In 1899, Blessing was elected mayor of Albany, the first chosen after enactment of a new city charter. He served one two-year term, 1900 to 1901. During Blessing's administration, he emphasized public education, including the completion of School 12. In addition, the city constructed and began operation of its first public baths. When the United States Navy planned construction of the cruiser USS Albany, he organized ceremonies to commemorate the launch of the new ship. Blessing's victory helped usher in more than 20 years of control by the Republican organization headed by William Barnes Jr. (Note: In 1894, Republican Oren Elbridge Wilson won the election for mayor, but he was elected by a coalition of Democrats and anti-Barnes Republicans.) He did not run for reelection in 1900.

==Later life==
Blessing's civic and professional memberships included the American Society of Mechanical Engineers, Capital City Republican Club, and Albany Institute of History & Art.

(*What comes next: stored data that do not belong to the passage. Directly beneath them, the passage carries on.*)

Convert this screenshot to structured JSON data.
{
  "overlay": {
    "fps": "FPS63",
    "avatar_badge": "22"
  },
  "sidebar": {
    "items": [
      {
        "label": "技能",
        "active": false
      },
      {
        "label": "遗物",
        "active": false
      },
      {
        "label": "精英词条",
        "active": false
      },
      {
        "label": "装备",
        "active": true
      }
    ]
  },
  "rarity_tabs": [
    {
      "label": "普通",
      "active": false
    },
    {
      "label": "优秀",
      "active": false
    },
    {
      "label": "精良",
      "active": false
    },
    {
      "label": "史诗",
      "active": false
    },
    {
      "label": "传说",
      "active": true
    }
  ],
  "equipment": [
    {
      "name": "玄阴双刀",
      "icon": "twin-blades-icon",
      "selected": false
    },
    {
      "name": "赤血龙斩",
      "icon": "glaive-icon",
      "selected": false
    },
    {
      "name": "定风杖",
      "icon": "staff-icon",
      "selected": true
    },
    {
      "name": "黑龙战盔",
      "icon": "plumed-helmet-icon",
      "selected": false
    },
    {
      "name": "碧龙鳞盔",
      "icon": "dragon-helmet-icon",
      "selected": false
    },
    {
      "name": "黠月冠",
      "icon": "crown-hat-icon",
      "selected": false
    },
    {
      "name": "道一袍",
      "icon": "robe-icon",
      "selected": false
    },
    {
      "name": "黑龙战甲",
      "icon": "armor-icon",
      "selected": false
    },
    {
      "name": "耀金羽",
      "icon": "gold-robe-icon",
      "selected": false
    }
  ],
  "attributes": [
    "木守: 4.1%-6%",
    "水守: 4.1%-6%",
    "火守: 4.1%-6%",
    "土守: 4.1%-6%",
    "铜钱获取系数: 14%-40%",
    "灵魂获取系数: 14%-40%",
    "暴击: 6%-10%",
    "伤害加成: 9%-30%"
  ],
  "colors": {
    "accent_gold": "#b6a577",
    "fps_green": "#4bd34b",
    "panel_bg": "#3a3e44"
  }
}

He was also a devout Baptist, and attended Albany's First Baptist Church.

In 1857, Blessing married Martha Hutson, who died in 1866. They were the parents of two daughters, one of whom died in infancy. In 1870, he married Mary (Gilson) Judd, who died in 1916.

Blessing died in Albany on February 21, 1910. His funeral took place at the First Baptist Church in Albany. Blessing was buried at Albany Rural Cemetery.